Advocates continued to call for a review of Toronto's extreme cold weather policy on Wednesday as city officials confirmed the man found dead in a bus shelter on Tuesday died from exposure. 

Shabbir Jaffa, 55, was one of two homeless men who died on city streets earlier this week. He was found wearing only jeans and a T-shirt in a bus shelter in Yonge-Dundas Square, less than 24 hours after another man was found dead in an abandoned truck. 

Sources, who identified Jaffa to CBC News, said he was often seen around Yonge-Dundas Square and the nearby Eaton Centre. 

Advocates gathered on that corner Wednesday — near a makeshift memorial of flowers and other items — urging the city to rethink its cold weather policy, which typically opens emergency shelters once the temperature drops to -15 C. 
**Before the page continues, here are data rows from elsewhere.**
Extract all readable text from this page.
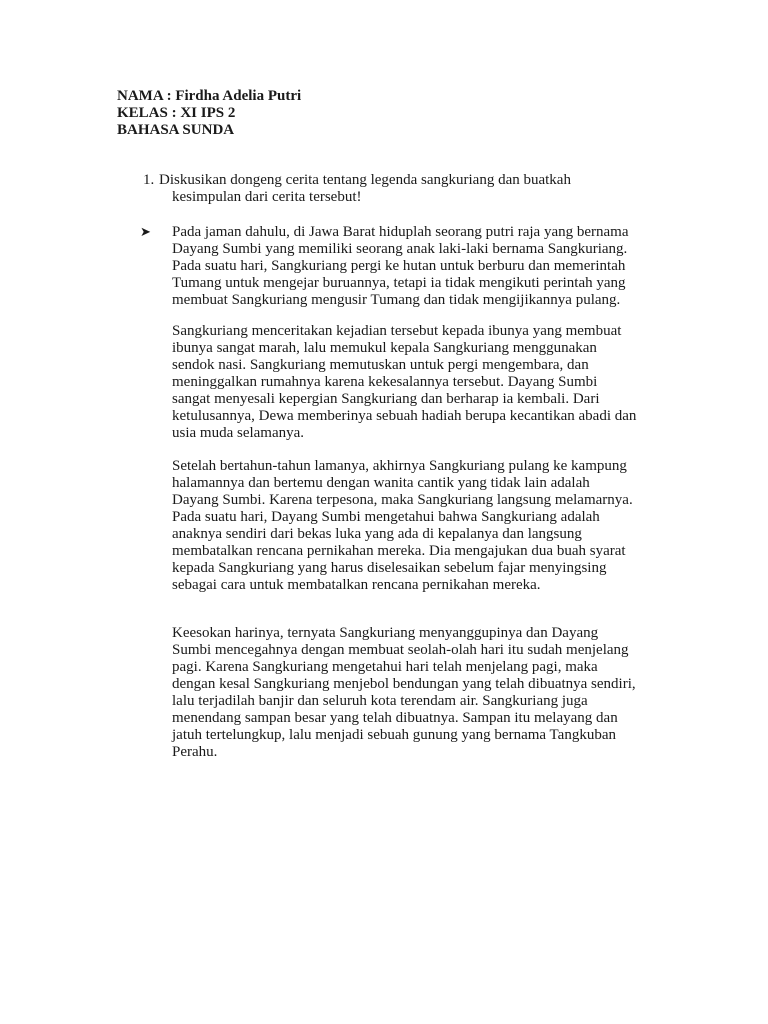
NAMA : Firdha Adelia Putri
KELAS : XI IPS 2
BAHASA SUNDA
1. Diskusikan dongeng cerita tentang legenda sangkuriang dan buatkah
kesimpulan dari cerita tersebut!
➤ Pada jaman dahulu, di Jawa Barat hiduplah seorang putri raja yang bernama
Dayang Sumbi yang memiliki seorang anak laki-laki bernama Sangkuriang.
Pada suatu hari, Sangkuriang pergi ke hutan untuk berburu dan memerintah
Tumang untuk mengejar buruannya, tetapi ia tidak mengikuti perintah yang
membuat Sangkuriang mengusir Tumang dan tidak mengijikannya pulang.
Sangkuriang menceritakan kejadian tersebut kepada ibunya yang membuat
ibunya sangat marah, lalu memukul kepala Sangkuriang menggunakan
sendok nasi. Sangkuriang memutuskan untuk pergi mengembara, dan
meninggalkan rumahnya karena kekesalannya tersebut. Dayang Sumbi
sangat menyesali kepergian Sangkuriang dan berharap ia kembali. Dari
ketulusannya, Dewa memberinya sebuah hadiah berupa kecantikan abadi dan
usia muda selamanya.
Setelah bertahun-tahun lamanya, akhirnya Sangkuriang pulang ke kampung
halamannya dan bertemu dengan wanita cantik yang tidak lain adalah
Dayang Sumbi. Karena terpesona, maka Sangkuriang langsung melamarnya.
Pada suatu hari, Dayang Sumbi mengetahui bahwa Sangkuriang adalah
anaknya sendiri dari bekas luka yang ada di kepalanya dan langsung
membatalkan rencana pernikahan mereka. Dia mengajukan dua buah syarat
kepada Sangkuriang yang harus diselesaikan sebelum fajar menyingsing
sebagai cara untuk membatalkan rencana pernikahan mereka.
Keesokan harinya, ternyata Sangkuriang menyanggupinya dan Dayang
Sumbi mencegahnya dengan membuat seolah-olah hari itu sudah menjelang
pagi. Karena Sangkuriang mengetahui hari telah menjelang pagi, maka
dengan kesal Sangkuriang menjebol bendungan yang telah dibuatnya sendiri,
lalu terjadilah banjir dan seluruh kota terendam air. Sangkuriang juga
menendang sampan besar yang telah dibuatnya. Sampan itu melayang dan
jatuh tertelungkup, lalu menjadi sebuah gunung yang bernama Tangkuban
Perahu.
Temperatures hit -14 C the night Jaffa died, but with the wind it felt like -18 C.

Memorial for Shabbir Jaffa

A makeshift memorial has grown at the bus shelter where 55-year-old Shabbir Jaffa died from exposure. (Michael Charles Cole/CBC)

The policy should be more flexible and account for the wind chill, said Tanya Gulliver-Garcia. 

"Sticking to something that's so rigid means we're not taking into account other factors," Gulliver-Garcia told reporters. 

"If it's -10 and there's a strong wind, it could feel like -20 … the way it impacts our bodies is actually colder than when it's a pure -15 with no wind." 

The city issued an extreme cold weather alert on Wednesday morning, opening thee 24-hour emergency shelters in the downtown core. Separately, an extreme cold weather warning for the city remained in effect with Environment Canada. 

By evening the temperature, with the wind, felt like -30 C, cold enough to freeze exposed skin in just ten minutes. 

Fingers, toes freeze first

"It's the wind plus the cold that actually determines how quickly your skin freezes," Dr. Brett Belchetz told CBC News. 

Belchetz says many frostbite cases involve stranded motorists or the homeless who did not have adequate protection for their hands or feet. 

Fingers and toes freeze first, he said, because the body will redirect blood to keep the head and torso warm. 

"Your body is trying to keep your core warm … that's why you'll tend to see skin going red in those areas," he said. 

At the first sign of frostbite — often tingling or numbness in the extremities — it is important to head indoors as soon as possible and warm up thoroughly. 

Mayor John Tory has said the city needs to fix the protocol for extreme cold weather alerts.

Toronto Public Health, which oversees the alerts, said it has yet to receive a formal request for a policy review from Tory's office, but added that they would have "absolutely no concerns or issues with such a request."